The preprocessor does do simple math within preprocessor directives.
For example:

#if 2 + 2 == 4

is evaluated by the preprocessor.

Arithmetic expressions outside preprocessor directives may be (and in
some cases, must be) evaluated at compilation time, but not during the
preprocessing phases.

 

[Beej Jorgensen]

The preprocessor does do simple math within preprocessor directives.

Ah, that makes sense.
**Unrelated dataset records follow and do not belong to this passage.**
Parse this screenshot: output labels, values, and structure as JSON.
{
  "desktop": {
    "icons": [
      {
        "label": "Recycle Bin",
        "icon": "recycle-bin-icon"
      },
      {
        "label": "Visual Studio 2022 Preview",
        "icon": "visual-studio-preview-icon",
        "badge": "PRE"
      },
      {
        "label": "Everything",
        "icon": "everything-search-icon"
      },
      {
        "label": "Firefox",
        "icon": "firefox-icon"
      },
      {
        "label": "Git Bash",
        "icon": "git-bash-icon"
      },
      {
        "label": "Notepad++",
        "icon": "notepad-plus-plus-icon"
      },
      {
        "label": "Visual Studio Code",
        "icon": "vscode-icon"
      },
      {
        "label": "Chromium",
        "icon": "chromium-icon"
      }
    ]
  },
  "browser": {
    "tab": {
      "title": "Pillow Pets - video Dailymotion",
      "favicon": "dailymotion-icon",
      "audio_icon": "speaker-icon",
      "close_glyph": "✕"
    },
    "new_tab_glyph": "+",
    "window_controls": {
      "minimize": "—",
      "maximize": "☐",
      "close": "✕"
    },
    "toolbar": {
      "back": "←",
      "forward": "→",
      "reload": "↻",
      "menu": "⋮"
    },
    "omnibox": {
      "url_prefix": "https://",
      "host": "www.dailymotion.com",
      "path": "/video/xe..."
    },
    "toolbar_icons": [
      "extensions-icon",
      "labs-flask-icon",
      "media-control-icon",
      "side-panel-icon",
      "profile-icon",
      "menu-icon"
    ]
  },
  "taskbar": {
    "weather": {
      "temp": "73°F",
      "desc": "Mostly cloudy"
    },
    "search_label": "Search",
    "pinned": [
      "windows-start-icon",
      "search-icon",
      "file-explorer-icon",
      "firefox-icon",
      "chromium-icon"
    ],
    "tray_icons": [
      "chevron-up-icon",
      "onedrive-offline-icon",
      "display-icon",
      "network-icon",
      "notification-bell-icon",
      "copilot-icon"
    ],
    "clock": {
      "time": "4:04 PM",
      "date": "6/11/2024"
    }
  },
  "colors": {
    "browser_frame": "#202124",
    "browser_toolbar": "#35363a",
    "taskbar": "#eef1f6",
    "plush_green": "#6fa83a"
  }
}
Thanks!

-Beej

 

[Old Wolf]

In the first case you are negating the int 2147483648, which has
already overflowed and caused un/implementation defined behaviour.

Integer constants do not overflow or cause un/impl. defined behaviour.
(Except, of course, for the fact that it is implementation-defined
whether this value exceeds INT_MAX or not).

In C90 the above two lines are exactly equivalent.

Supposing INT_MAX and LONG_MAX to be 2147483647, then the constant
2147483648 has type 'unsigned int' in C90, or 'long long' in C99.
However, 0x80000000 has type 'unsigned int' in both dialects.

I presume the warning message is because the compiler writer thought
it unintuitive that the decimal constant could have an unsigned type.
The warning occurs even if the constant occurs without being negated
or assigned.

In the second, you are negating the unsigned int 0x80000000, which
follows the rules for unsigned ints, and does not overflow.

Negating a positive value never overflows, signed or not.

Anyway, in C90, 2147483648 is also an unsigned int so it has the same
negation as 0x80000000, ie. (UINT_MAX + 1 - 0x80000000),
mathematically.
(Curiously, this number is its own negative in this case).

Implementation-defined behaviour is not caused until this value is
used to initialize an int.

In C99 the behaviour is well-defined because the negative long long
value is within the range of signed int.